Ils font des réflexions et mènent des études sur des politiques publiques consacrées à la promotion des marchés libres dans la région des Grands-Lacs africains. Ils promeuvent des initiatives entrepreneuriales des jeunes.
Eux, ce sont les jeunes réunis au sein du ’’Centre For Development and Enterprises Great Lakes’’. Ils sont Burundais, Congolais et Rwandais. Ils travaillent en réseautage pour le développement de leur région.

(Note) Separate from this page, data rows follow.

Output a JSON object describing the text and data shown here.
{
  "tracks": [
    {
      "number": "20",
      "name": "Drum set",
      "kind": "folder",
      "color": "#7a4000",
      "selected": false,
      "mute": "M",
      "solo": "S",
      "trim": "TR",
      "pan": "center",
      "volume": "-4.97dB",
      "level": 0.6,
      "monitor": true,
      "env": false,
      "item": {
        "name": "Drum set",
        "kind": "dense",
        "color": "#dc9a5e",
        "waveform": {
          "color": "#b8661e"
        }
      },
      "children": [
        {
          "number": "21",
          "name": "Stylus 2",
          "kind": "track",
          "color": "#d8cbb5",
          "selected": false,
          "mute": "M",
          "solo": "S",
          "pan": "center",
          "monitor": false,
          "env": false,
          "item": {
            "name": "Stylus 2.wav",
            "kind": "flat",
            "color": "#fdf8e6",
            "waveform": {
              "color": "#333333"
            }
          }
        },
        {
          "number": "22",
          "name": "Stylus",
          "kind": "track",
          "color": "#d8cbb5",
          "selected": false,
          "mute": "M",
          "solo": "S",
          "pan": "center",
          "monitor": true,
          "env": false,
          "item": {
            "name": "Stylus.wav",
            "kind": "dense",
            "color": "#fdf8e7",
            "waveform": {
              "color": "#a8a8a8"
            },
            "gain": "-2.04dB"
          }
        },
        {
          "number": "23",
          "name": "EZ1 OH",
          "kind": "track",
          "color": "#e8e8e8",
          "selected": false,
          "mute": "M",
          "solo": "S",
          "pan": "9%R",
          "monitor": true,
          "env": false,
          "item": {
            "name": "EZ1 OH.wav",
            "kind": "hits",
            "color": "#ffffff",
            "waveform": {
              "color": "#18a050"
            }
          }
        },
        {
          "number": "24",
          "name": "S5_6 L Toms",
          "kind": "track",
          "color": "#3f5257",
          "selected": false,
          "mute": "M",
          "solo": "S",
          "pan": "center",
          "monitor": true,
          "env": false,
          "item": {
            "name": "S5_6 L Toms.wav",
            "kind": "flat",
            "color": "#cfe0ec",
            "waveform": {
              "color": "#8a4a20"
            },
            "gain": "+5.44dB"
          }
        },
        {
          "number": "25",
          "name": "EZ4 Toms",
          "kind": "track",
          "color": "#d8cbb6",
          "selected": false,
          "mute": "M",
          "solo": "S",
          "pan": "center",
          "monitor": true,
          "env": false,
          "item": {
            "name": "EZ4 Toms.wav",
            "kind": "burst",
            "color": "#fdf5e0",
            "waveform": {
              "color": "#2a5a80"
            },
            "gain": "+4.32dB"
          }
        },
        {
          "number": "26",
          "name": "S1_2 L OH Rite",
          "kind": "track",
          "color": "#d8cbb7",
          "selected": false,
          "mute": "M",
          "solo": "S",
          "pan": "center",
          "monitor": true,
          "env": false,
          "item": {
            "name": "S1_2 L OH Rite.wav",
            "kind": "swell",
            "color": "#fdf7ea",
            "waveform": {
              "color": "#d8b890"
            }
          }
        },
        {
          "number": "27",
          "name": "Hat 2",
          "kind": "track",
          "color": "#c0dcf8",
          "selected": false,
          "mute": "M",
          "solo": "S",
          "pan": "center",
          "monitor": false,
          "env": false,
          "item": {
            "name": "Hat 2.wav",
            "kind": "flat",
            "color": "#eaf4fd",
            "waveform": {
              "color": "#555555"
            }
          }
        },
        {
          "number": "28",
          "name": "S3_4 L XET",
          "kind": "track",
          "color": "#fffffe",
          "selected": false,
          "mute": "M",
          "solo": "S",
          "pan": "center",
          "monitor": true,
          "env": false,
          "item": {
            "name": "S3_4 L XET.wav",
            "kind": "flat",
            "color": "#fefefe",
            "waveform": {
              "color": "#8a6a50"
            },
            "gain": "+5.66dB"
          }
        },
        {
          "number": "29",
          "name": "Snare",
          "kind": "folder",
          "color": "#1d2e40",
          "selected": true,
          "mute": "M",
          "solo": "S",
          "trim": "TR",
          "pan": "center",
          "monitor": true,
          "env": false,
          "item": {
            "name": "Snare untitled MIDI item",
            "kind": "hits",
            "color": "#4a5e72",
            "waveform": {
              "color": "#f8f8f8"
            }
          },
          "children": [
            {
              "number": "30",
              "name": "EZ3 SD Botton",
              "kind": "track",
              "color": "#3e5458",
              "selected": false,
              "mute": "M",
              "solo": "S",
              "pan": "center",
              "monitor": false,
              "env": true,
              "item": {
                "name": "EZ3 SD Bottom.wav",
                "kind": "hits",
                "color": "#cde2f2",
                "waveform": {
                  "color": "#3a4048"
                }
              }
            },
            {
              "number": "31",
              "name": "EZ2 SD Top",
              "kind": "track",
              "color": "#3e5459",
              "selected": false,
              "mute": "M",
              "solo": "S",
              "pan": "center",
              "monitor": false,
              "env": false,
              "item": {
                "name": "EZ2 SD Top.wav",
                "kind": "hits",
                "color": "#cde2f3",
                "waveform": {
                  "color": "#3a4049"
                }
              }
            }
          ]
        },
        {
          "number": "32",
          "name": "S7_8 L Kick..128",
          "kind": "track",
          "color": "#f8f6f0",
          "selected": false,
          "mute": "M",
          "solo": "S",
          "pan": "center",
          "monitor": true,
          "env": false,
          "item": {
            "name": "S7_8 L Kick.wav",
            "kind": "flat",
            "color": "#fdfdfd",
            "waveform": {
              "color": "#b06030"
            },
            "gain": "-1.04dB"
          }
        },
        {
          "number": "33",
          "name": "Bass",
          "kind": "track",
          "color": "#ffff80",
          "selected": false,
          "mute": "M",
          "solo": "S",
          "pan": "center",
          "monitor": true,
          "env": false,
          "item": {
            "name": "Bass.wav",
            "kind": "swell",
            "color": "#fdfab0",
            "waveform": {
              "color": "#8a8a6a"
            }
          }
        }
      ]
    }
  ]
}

Selon eux, il est difficile de concrétiser leur objectif tant que les principes d’une société libre et de marché libre ne sont pas vulgarisés. Ceux-là constituent un canal vers la prospérité. Ils cultivent la responsabilité des gens.
Ce vendredi 19 janvier, à Bujumbura, ils échangeaient notamment sur les obstacles auxquels l’entrepreneuriat fait face dans la région. Tous conviennent que les gouvernements ne peuvent plus donner du travail à tout le monde.
«Cependant, par le biais de petites et moyennes entreprises, il est possible de construire des économies dynamiques», a-t-il indiqué Aimable Manirakiza, président de ce groupe de réflexion constitué en majorité de jeunes.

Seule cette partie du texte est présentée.